I assume it was hard to ignore him when Training Day hit. Released in 2001, the film cast Ethan Hawke as a younger cop under the tutelage of – as it transpires – Washington’s brutal, corrupt senior officer. The film allowed Fuqua to stretch himself creatively. Shooting on location in Los Angeles, he made a busy nightmare of those dangerous streets. The research was sound. And the acting was, of course, of the highest quality.
Would I be right in saying that swung things around for him?
“Yeah, you’re 100 per cent right,” Fuqua says. “I love storytelling. I came out of music videos and commercials. So it’s hard to get a good character-driven script when you come from that world. They just see you as a shooter – just a visual guy. And so Training Day solidified my storytelling ability, my ability to really work with actors. Denzel got the Academy Award and Ethan got nominated. So it definitely changed the perception of me as a director.”
Fuqua has barely had a break in the intervening decades. Married to the actor Lela Rochon since 1999, he helped raised two children while shooting such hits as Olympus Has Fallen, The Equalizer and the classy remake – reuniting Hawke and Washington – of The Magnificent Seven.

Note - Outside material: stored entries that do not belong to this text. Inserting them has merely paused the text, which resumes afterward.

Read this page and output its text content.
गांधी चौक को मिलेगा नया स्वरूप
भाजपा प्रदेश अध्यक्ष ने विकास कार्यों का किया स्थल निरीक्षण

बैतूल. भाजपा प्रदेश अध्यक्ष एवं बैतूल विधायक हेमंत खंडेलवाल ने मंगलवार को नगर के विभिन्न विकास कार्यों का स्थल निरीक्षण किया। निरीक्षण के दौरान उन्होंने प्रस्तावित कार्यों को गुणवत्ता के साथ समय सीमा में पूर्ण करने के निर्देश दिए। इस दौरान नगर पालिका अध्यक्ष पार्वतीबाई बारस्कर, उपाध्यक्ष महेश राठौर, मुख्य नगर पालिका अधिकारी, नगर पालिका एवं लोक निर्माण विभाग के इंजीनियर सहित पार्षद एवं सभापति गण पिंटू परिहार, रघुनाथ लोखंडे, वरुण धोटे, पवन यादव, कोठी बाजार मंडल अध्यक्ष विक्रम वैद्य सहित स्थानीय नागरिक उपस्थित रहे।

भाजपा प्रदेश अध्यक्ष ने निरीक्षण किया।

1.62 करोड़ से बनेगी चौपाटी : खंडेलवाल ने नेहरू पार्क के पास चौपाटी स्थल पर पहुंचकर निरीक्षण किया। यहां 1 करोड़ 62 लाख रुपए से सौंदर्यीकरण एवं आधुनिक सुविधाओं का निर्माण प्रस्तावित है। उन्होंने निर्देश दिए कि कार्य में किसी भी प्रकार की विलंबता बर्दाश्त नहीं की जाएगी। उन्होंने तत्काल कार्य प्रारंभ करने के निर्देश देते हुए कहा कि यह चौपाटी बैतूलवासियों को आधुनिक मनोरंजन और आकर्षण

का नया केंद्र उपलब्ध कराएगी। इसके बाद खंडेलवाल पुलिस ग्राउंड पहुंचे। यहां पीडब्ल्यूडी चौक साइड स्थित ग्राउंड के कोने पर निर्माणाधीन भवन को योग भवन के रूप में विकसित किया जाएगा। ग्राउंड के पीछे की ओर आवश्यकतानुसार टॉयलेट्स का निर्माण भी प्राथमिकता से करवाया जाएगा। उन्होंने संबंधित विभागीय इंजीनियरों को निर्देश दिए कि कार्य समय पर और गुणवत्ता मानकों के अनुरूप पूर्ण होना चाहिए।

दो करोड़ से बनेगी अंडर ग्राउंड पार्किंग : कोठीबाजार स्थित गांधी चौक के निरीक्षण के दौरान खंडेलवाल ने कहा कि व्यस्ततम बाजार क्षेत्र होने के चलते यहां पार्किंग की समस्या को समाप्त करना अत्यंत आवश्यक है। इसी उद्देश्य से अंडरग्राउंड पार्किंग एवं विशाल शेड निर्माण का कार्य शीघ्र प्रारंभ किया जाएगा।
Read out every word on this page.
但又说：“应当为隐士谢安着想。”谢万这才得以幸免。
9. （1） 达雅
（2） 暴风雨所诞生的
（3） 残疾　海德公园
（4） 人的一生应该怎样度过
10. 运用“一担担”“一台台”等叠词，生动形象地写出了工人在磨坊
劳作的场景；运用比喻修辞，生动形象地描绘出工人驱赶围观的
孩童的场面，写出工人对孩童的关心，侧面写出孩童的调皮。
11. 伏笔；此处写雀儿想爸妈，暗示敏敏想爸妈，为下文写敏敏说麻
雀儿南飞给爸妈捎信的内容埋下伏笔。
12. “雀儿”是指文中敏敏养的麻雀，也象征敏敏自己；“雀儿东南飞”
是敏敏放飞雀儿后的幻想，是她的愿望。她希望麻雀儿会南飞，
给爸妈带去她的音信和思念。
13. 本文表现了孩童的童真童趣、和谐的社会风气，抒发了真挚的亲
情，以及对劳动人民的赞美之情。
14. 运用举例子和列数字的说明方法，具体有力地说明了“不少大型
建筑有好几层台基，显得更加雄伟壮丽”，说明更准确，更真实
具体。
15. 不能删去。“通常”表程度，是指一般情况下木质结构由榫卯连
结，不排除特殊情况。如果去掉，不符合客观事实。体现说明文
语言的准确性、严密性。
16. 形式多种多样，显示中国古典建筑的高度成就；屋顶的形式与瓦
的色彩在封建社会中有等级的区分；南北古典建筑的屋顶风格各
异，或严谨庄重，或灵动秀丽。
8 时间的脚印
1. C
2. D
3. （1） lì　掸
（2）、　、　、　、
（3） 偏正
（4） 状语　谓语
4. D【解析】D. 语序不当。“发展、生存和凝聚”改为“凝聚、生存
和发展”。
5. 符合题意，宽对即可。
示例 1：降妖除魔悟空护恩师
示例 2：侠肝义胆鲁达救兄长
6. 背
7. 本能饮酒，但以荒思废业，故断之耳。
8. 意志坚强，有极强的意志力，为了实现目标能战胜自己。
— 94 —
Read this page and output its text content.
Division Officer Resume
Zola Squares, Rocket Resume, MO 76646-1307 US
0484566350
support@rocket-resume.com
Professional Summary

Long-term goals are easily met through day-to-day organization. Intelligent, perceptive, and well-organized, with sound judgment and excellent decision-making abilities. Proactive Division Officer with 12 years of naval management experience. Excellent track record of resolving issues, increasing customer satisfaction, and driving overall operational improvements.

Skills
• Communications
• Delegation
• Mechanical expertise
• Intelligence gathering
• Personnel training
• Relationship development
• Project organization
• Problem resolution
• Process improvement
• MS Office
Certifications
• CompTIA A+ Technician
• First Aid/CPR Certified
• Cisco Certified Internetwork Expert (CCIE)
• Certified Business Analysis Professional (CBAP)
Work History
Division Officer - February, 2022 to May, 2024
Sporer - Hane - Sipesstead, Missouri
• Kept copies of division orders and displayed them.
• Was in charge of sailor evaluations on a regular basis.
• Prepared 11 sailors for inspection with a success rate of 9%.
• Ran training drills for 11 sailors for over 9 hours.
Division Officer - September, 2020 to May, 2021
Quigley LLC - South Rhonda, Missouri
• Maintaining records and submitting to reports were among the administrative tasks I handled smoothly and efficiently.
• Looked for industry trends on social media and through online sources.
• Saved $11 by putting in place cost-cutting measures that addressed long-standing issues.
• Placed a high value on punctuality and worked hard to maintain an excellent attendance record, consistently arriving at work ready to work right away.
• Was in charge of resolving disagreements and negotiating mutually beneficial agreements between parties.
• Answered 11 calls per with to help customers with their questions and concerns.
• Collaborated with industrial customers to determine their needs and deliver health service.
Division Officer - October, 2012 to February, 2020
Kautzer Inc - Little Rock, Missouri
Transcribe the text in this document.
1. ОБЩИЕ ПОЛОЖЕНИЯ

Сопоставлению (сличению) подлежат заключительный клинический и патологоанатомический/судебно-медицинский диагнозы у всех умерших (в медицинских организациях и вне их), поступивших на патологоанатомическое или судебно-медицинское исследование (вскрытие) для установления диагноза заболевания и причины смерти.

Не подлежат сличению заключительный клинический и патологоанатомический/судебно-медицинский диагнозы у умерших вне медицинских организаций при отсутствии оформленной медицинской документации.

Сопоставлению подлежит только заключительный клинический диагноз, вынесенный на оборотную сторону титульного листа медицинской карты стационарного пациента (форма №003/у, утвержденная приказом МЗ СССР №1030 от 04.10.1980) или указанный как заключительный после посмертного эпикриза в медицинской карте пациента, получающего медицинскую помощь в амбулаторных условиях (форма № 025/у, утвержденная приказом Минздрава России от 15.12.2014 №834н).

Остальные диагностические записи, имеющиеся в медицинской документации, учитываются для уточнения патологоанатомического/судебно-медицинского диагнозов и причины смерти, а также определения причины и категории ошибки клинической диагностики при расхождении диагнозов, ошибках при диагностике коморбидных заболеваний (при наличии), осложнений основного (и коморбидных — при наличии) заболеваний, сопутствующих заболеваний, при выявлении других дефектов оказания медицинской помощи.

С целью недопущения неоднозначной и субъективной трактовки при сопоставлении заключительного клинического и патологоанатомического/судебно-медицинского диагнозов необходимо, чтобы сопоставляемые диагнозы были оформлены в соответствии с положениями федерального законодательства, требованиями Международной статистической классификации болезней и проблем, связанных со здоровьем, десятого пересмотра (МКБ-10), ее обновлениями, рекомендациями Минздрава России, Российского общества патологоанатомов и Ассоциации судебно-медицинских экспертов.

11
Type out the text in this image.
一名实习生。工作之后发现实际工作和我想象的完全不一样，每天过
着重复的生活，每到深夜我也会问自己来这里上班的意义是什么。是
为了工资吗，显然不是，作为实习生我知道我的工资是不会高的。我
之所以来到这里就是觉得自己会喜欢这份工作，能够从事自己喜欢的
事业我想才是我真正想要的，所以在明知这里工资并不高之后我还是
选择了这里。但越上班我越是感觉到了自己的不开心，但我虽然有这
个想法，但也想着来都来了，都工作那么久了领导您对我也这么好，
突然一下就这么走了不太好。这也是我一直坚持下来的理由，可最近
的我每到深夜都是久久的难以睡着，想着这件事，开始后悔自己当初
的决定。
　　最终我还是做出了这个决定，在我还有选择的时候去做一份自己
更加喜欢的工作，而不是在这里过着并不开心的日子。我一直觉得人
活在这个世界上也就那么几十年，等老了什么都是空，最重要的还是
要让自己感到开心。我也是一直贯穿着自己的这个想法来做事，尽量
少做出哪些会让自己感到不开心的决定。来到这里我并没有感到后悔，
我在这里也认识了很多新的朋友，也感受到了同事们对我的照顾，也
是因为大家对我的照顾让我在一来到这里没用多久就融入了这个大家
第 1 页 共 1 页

Once an outsider, he could now claim to be part of the establishment. Meanwhile the industry changed around him. It could be reasonably argued that it altered more in the past decade than at any time since the advent of sound. What must it be like to be at the centre of that?
“I think there is a deeper appreciation for the process of making a film over the years,” Fuqua says (perhaps surprisingly). “I think Covid cemented some things that people took for granted. I believe that a lot of Hollywood film-makers are locked in a little different now, with our relationship with the audience. When we didn’t have them for a moment it was very scary and sad. So I think there’s a re-evaluating of our job as entertainers directly, to connect with the audience. Even more so now.”
[ High-flying Antoine Fuqua at home making films that are groundedOpens in new window ]
Maybe. Just look how Barbie and Oppenheimer brought audiences back to the movies. And yet. Streaming offers increasing competition. Many of Fuqua’s contemporaries have moved to the smaller screen. (Does it still make sense to call it television?) He, however, has largely stayed loyal to movies. Can the theatrical experience be preserved?
“I grew up in the cinema,” he says. “I sit there and watch that screen and there’s nothing like it, that feeling of being in a collective group of people from different walks of life, all responding the same. TV – yeah, whatever it’s called now, as you say – serves a great purpose. It’s great entertainment at times. But I don’t think it can ever replace the collective group of people coming together in one place with that giant screen.”
He is positively lyrical now.
“The magic of that can’t be replaced.”